Once again, the price action reveals the sentiment, which in this case is indecision and therefore a possible reversal. The long legged doji can signal a reversal from bearish to bullish, or bullish to bearish, and the change in direction depends on the preceding price action. If we have been in an up trend for some time, and the long legged doji appears, then this may be the first sign of a reversal in trend to bearish. Conversely, if we see this candle after the market has been falling for some time, then this may be signalling a reversal to bullish.'
Anna Coulling
Industries
As if the bad news weren't enough, the amount of Industries where I see strength drastically got reduced and half of those Industries are on the defensive stocks. I track 68 Industries from the Global Industry Classification Standard (GICS) and only 13% of those Industries are showing some real strength. That's a low number if there is a chance that the weekly uptrend continues. You can do your own analysis depending on the timeframe you trade and your particular strategy trading the Markets, I still think that the number will be low.
Scenarios
- Scenario #1: If the Bears keep the control of the Market either the S&P will stay in the trading range or it will eventually break the 4,482 weekly support.

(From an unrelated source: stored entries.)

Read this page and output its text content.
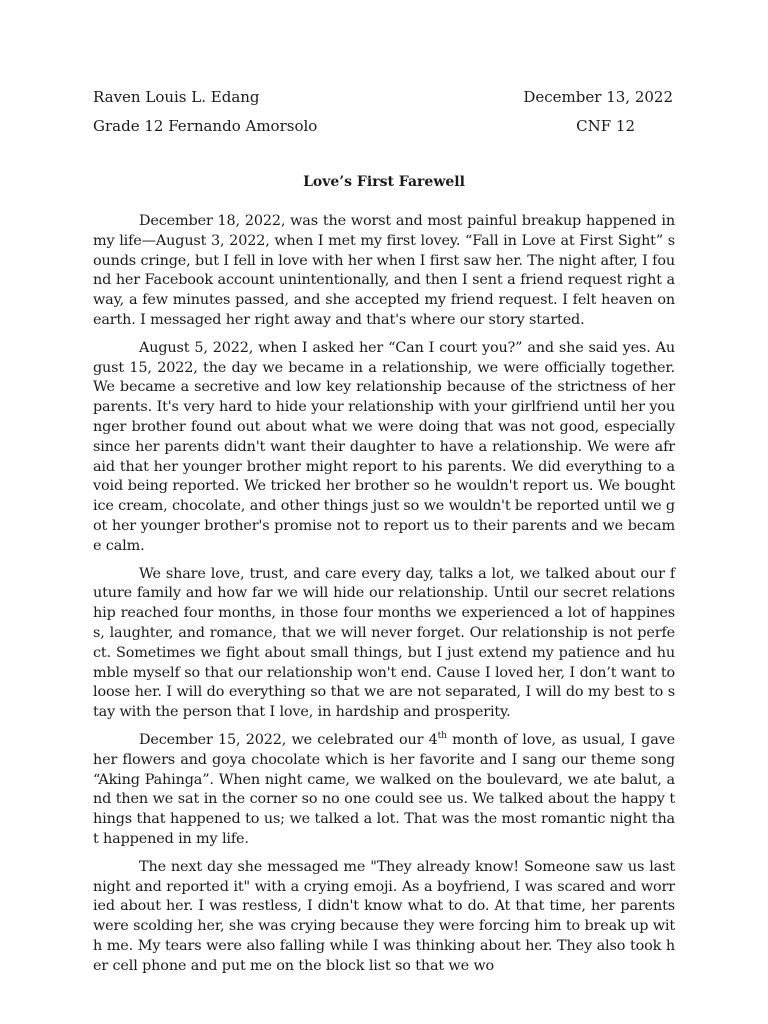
Raven Louis L. Edang	December 13, 2022
Grade 12 Fernando Amorsolo	CNF 12
Love’s First Farewell

December 18, 2022, was the worst and most painful breakup happened in my life—August 3, 2022, when I met my first lovey. “Fall in Love at First Sight” sounds cringe, but I fell in love with her when I first saw her. The night after, I found her Facebook account unintentionally, and then I sent a friend request right away, a few minutes passed, and she accepted my friend request. I felt heaven on earth. I messaged her right away and that's where our story started.

August 5, 2022, when I asked her “Can I court you?” and she said yes. August 15, 2022, the day we became in a relationship, we were officially together. We became a secretive and low key relationship because of the strictness of her parents. It's very hard to hide your relationship with your girlfriend until her younger brother found out about what we were doing that was not good, especially since her parents didn't want their daughter to have a relationship. We were afraid that her younger brother might report to his parents. We did everything to avoid being reported. We tricked her brother so he wouldn't report us. We bought ice cream, chocolate, and other things just so we wouldn't be reported until we got her younger brother's promise not to report us to their parents and we became calm.

We share love, trust, and care every day, talks a lot, we talked about our future family and how far we will hide our relationship. Until our secret relationship reached four months, in those four months we experienced a lot of happiness, laughter, and romance, that we will never forget. Our relationship is not perfect. Sometimes we fight about small things, but I just extend my patience and humble myself so that our relationship won't end. Cause I loved her, I don’t want to loose her. I will do everything so that we are not separated, I will do my best to stay with the person that I love, in hardship and prosperity.

December 15, 2022, we celebrated our 4th month of love, as usual, I gave her flowers and goya chocolate which is her favorite and I sang our theme song “Aking Pahinga”. When night came, we walked on the boulevard, we ate balut, and then we sat in the corner so no one could see us. We talked about the happy things that happened to us; we talked a lot. That was the most romantic night that happened in my life.

The next day she messaged me "They already know! Someone saw us last night and reported it" with a crying emoji. As a boyfriend, I was scared and worried about her. I was restless, I didn't know what to do. At that time, her parents were scolding her, she was crying because they were forcing him to break up with me. My tears were also falling while I was thinking about her. They also took her cell phone and put me on the block list so that we wo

This one, from my point of view, is the most likely scenario. If there is a relief rally, it will most likely get killed in a matter of two to four days. Under this scenario I'll tighten my stops and maybe start closing the positions that are not performing that well in order to reduce my risk and be able to open positions in other Industries. If the 4,482 weekly support is broken I'll start looking for attractive shorts.
- Scenario #2: If there is nothing relevant during the abbreviated trading week, the S&P might just keep going up and down within the trading range. A few good news and there will be a relief rally, some Fed or virus news and it will go down. In this scenario I'll stay on the sidelines since there is no clear direction for trend trading, if things don't look that bad maybe I'll think about swing trading a couple of positions.
- Scenario #3: If there is finally some real Bull strength, that means first closing above 4,700 and then go and test the 4,800 level, then it's time to see which of the tickers I track looks attractive. I might even close a few positions that are not performing that well in order to get into more attractive setups. Anything can happen in the Markets, but this scenario seems to be the least likely of the three.
Summary
As long as the Market keeps consolidating and there is no clear direction about where it will go in the next few months the best thing for my particular way of trading is stop opening new positions, prioritize risk management and keep monitoring the indicators I trust. At this point Bears have the control, that doesn't mean that there can't be a significant rally but I don't see what could trigger it.
I'm not trying to forecast what will happen in the Market or I'll go crazy trying to follow the volatility that the news are generating. I'll just stick to the scenarios described above and act accordingly.